Auf See, im Wald oder auf dem Friedhof – spätestens wenn man mit dem Tod eines geliebten Menschen konfrontiert wird, stellt sich die Frage nach der passenden Beisetzung. Hat der Verstorbene bereits vor seinem Ableben eine Entscheidung dazu getroffen, müssen sich die Hinterbliebenen lediglich um die Ausführung kümmern. Konnte er seinen Wunsch nicht mehr selbst äußern, liegt die Entscheidung bei den Angehörigen.

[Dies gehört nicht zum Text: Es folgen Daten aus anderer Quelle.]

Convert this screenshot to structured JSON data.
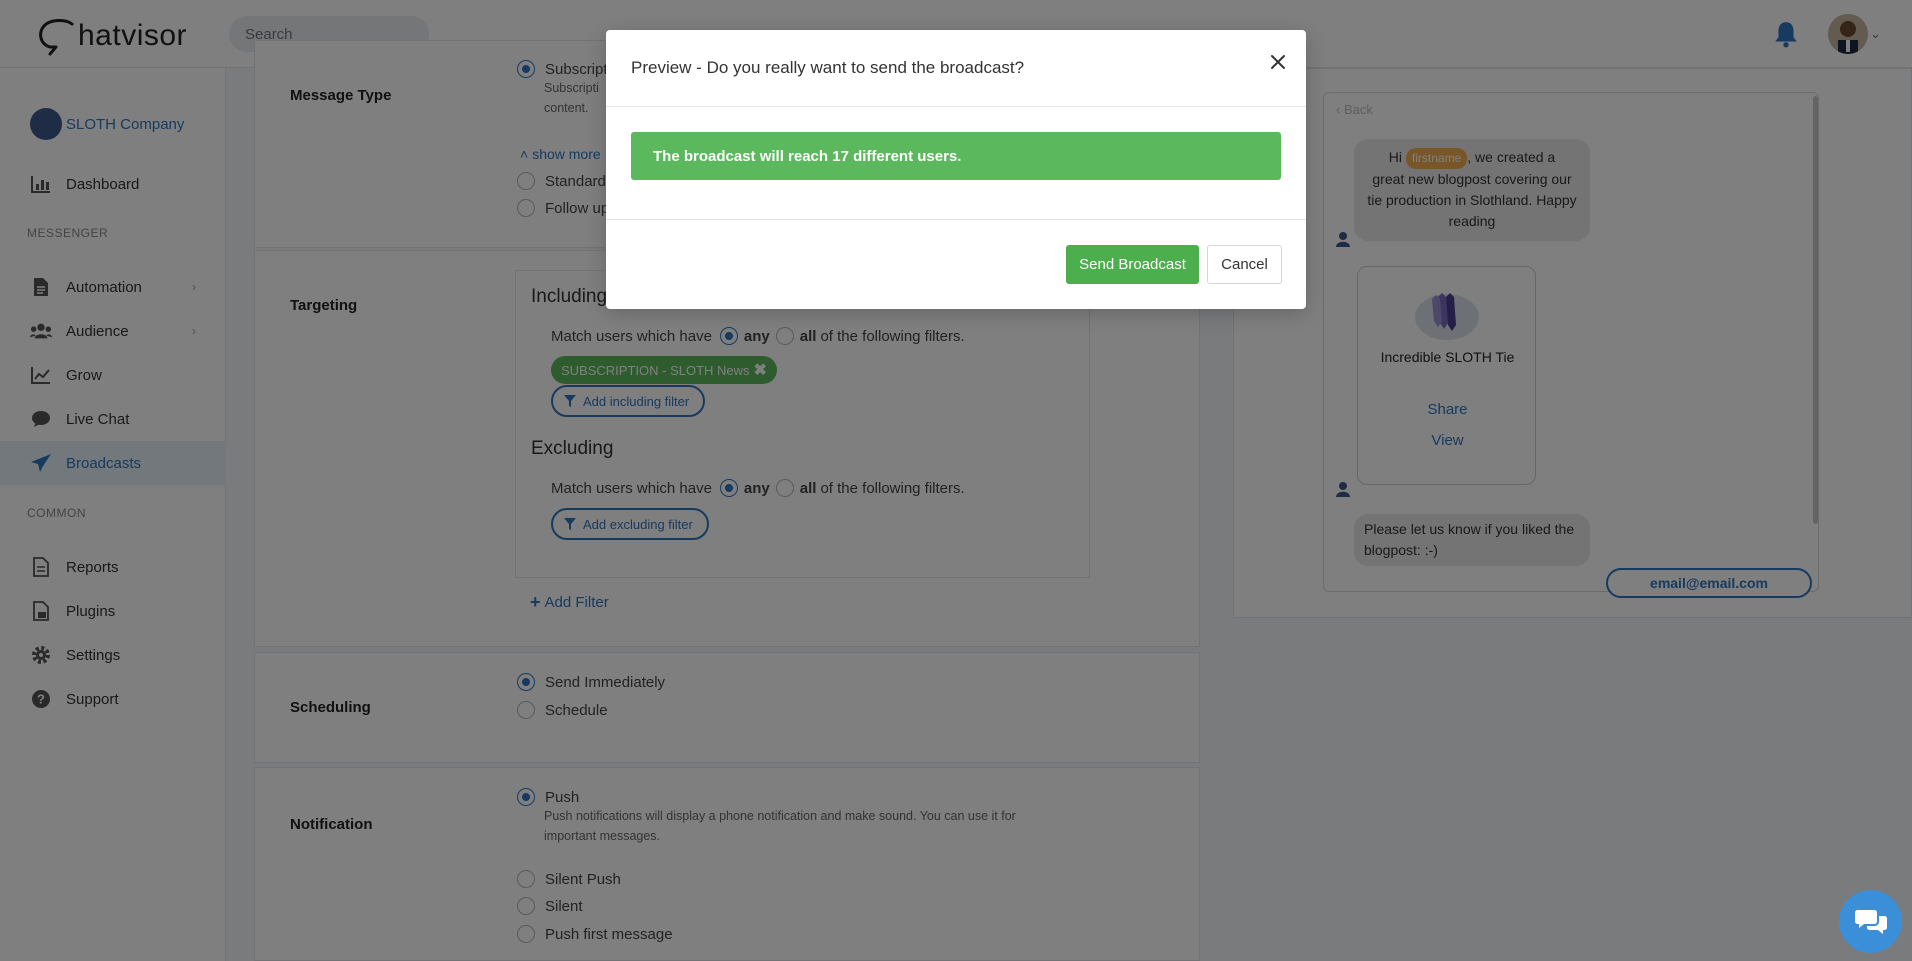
{
  "app": {
    "logo_text": "hatvisor",
    "search_placeholder": "Search"
  },
  "sidebar": {
    "company": "SLOTH Company",
    "items": [
      {
        "label": "Dashboard",
        "icon": "bar-chart-icon"
      },
      {
        "label": "Automation",
        "icon": "document-icon"
      },
      {
        "label": "Audience",
        "icon": "users-icon"
      },
      {
        "label": "Grow",
        "icon": "line-chart-icon"
      },
      {
        "label": "Live Chat",
        "icon": "chat-bubble-icon"
      },
      {
        "label": "Broadcasts",
        "icon": "paper-plane-icon"
      },
      {
        "label": "Reports",
        "icon": "file-icon"
      },
      {
        "label": "Plugins",
        "icon": "js-file-icon"
      },
      {
        "label": "Settings",
        "icon": "gear-icon"
      },
      {
        "label": "Support",
        "icon": "question-circle-icon"
      }
    ],
    "sections": {
      "messenger": "MESSENGER",
      "common": "COMMON"
    }
  },
  "message_type": {
    "label": "Message Type",
    "options": [
      "Subscriptio",
      "Subscripti",
      "content.",
      "Standard",
      "Follow up"
    ],
    "show_more": "show more"
  },
  "targeting": {
    "label": "Targeting",
    "including_title": "Including",
    "excluding_title": "Excluding",
    "match_prefix": "Match users which have",
    "any": "any",
    "all": "all",
    "match_suffix": "of the following filters.",
    "filter_tag": "SUBSCRIPTION - SLOTH News",
    "add_including": "Add including filter",
    "add_excluding": "Add excluding filter",
    "add_filter": "Add Filter"
  },
  "scheduling": {
    "label": "Scheduling",
    "send_immediately": "Send Immediately",
    "schedule": "Schedule"
  },
  "notification": {
    "label": "Notification",
    "push": "Push",
    "push_desc_1": "Push notifications will display a phone notification and make sound. You can use it for",
    "push_desc_2": "important messages.",
    "silent_push": "Silent Push",
    "silent": "Silent",
    "push_first": "Push first message"
  },
  "preview": {
    "back": "Back",
    "msg1_pre": "Hi",
    "firstname_chip": "firstname",
    "msg1_post_l1": ", we created a",
    "msg1_l2": "great new blogpost covering our",
    "msg1_l3": "tie production in Slothland. Happy",
    "msg1_l4": "reading",
    "product_title": "Incredible SLOTH Tie",
    "share": "Share",
    "view": "View",
    "msg2_l1": "Please let us know if you liked the",
    "msg2_l2": "blogpost: :-)",
    "email_button": "email@email.com"
  },
  "modal": {
    "title": "Preview - Do you really want to send the broadcast?",
    "alert": "The broadcast will reach 17 different users.",
    "send_button": "Send Broadcast",
    "cancel_button": "Cancel"
  },
  "colors": {
    "primary": "#2f74c0",
    "success": "#5cb85c",
    "tag_orange": "#f0ad4e"
  }
}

Bis vor wenigen Jahrzehnten gehörte die Erdbestattung zur häufigsten Beisetzungsform. Ein Pfarrer sprach beruhigende Worte, um den Hinterbliebenen Halt und Trost zu spenden. Ein Grabstein sowie -schmuck sollten an die verstorbene Person erinnern. Doch ebenso wie sich die Gesellschaft wandelt, verändert sich auch die Bestattungskultur im Lauf der Zeit.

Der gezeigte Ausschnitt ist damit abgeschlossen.